Being removed from the other lunatic inmates was a welcome relief at first but at least they offered some semblance of human contact. Now I just spend my days brooding in isolation. Last night I had a dream about Lizzy. She was radiant in her beauty and smiling at me. I approached her and we kissed a long lingering kiss. And then to my horror I began to suffocate and tried to pull away from her. Her face and hands grew and closed around my head. It seemed like an eternity that I struggled unable to draw a breath. Finally I woke as if being yanked from submersion to the darkness of my cell. But just before I woke, I caught the glimpse of Lizzy. She was transformed into a hideous bat-like creature.

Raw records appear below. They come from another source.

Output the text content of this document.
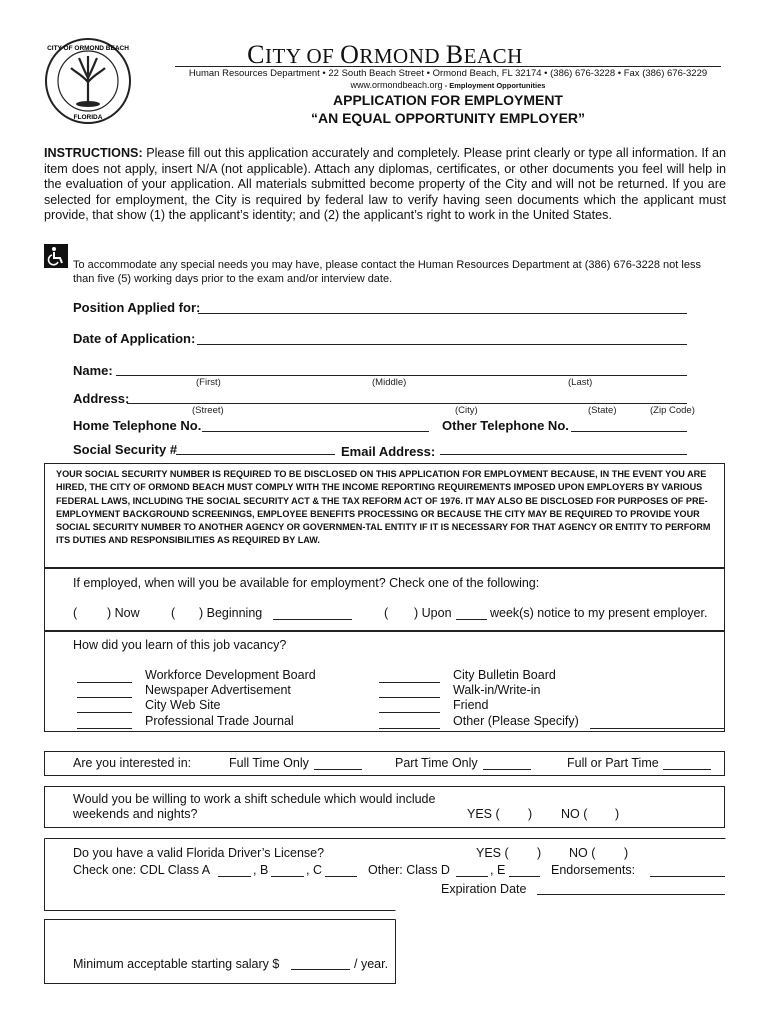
CITY OF ORMOND BEACH
FLORIDA
CITY OF ORMOND BEACH
Human Resources Department • 22 South Beach Street • Ormond Beach, FL 32174 • (386) 676-3228 • Fax (386) 676-3229
www.ormondbeach.org - Employment Opportunities
APPLICATION FOR EMPLOYMENT
“AN EQUAL OPPORTUNITY EMPLOYER”
INSTRUCTIONS: Please fill out this application accurately and completely. Please print clearly or type all information. If an item does not apply, insert N/A (not applicable). Attach any diplomas, certificates, or other documents you feel will help in the evaluation of your application. All materials submitted become property of the City and will not be returned. If you are selected for employment, the City is required by federal law to verify having seen documents which the applicant must provide, that show (1) the applicant’s identity; and (2) the applicant’s right to work in the United States.
To accommodate any special needs you may have, please contact the Human Resources Department at (386) 676-3228 not less than five (5) working days prior to the exam and/or interview date.
Position Applied for:
Date of Application:
Name:
(First)	(Middle)	(Last)
Address:
(Street)	(City)	(State)	(Zip Code)
Home Telephone No.	Other Telephone No.
Social Security #	Email Address:
YOUR SOCIAL SECURITY NUMBER IS REQUIRED TO BE DISCLOSED ON THIS APPLICATION FOR EMPLOYMENT BECAUSE, IN THE EVENT YOU ARE HIRED, THE CITY OF ORMOND BEACH MUST COMPLY WITH THE INCOME REPORTING REQUIREMENTS IMPOSED UPON EMPLOYERS BY VARIOUS FEDERAL LAWS, INCLUDING THE SOCIAL SECURITY ACT & THE TAX REFORM ACT OF 1976. IT MAY ALSO BE DISCLOSED FOR PURPOSES OF PRE-EMPLOYMENT BACKGROUND SCREENINGS, EMPLOYEE BENEFITS PROCESSING OR BECAUSE THE CITY MAY BE REQUIRED TO PROVIDE YOUR SOCIAL SECURITY NUMBER TO ANOTHER AGENCY OR GOVERNMEN-TAL ENTITY IF IT IS NECESSARY FOR THAT AGENCY OR ENTITY TO PERFORM ITS DUTIES AND RESPONSIBILITIES AS REQUIRED BY LAW.
If employed, when will you be available for employment? Check one of the following:
( ) Now	( ) Beginning	( ) Upon	week(s) notice to my present employer.
How did you learn of this job vacancy?
Workforce Development Board
Newspaper Advertisement
City Web Site
Professional Trade Journal
City Bulletin Board
Walk-in/Write-in
Friend
Other (Please Specify)
Are you interested in:	Full Time Only	Part Time Only	Full or Part Time
Would you be willing to work a shift schedule which would include
weekends and nights?	YES ( ) NO ( )
Do you have a valid Florida Driver’s License?	YES ( ) NO ( )
Check one: CDL Class A	, B	, C	Other: Class D	, E	Endorsements:
Expiration Date
Minimum acceptable starting salary $	/ year.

The next day after I saw the body flop out of the bag, I set up a watch on Hall’s house. It was just before noon that the four men left the house. I didn’t have long to act so I screwed up my courage and determined to take my camera into Hall’s house to take a photo of the victim. I snuck over the fence in my backyard that adjoined Hall’s yard and crept up to the back of the house. My adrenaline rush caused my heart to race and I felt exposed as I tried the back door. It was locked so I began to test each of the windows. It dawned on me that I didn’t really have a fully formulated plan on how to proceed should all of the doors and windows be locked. Then, to my surprise, one of the windows lurched up a couple of inches as I applied pressure to it. I managed to get it up high enough to wriggle through. Upon entering the house I paused to formulate an exit strategy should the group of four return. I shut the window I had entered through and then I located the back door and opened it. I locked it but left it open an inch or so. If they returned I would sprint out the back door closing it behind me and have to vault the fence back to the safety of my own backyard.

I wasted no time in scouring the house. Each room on the main and upper floors held no indication of any nefarious activity, though. The only other place to look was the cellar and as I opened the door onto the stairwell descending into its dark and musty depths, a cold shiver swept over my skin. There was a solitary light bulb that I turned on but it only seemed to add more ominous shadows to the stairs rather than dispel the dark. I was in a hurry, though, and I decided to quickly climb down and plunge into whatever might be waiting in the cellar.

I reached the bottom and found a switch, which lit another lonely bulb in the cellar. What it illuminated was a horribly grotesque altar that seemed to be dedicated to the worship and practice of some occult black magic. I was repulsed by the blasphemous nature of the whole décor of the cellar. There were strange idols all around, sconces of black candles, strange shapes and symbols adorned the floor and walls, and a table in the center of the room contained many books and several large knives. I knew immediately that this was where they had brought the body to do what now appeared some sort of dark ritual; however, I could find no trace of the body anywhere. All the signs of foul play screamed to me from this dark cellar. I felt ill at ease and knew that I could afford little time searching too thoroughly. I decided to take several pictures of the room. As I took pictures of the several books littering the table in the center of the room I paused tempted to browse their contents, but I figured that I could research them at my leisure if I took photos of their titles. There was the copy of what I would learn was Billingsley’s supposed translation of the Voynich Manuscript, the Cultes de Goules, the Necronomicon, the Nocturnicon, the Song of Morrighunb, and the Book of Nod. I suppressed my urge to open these strangely named tomes and got out of the house as quickly as possible.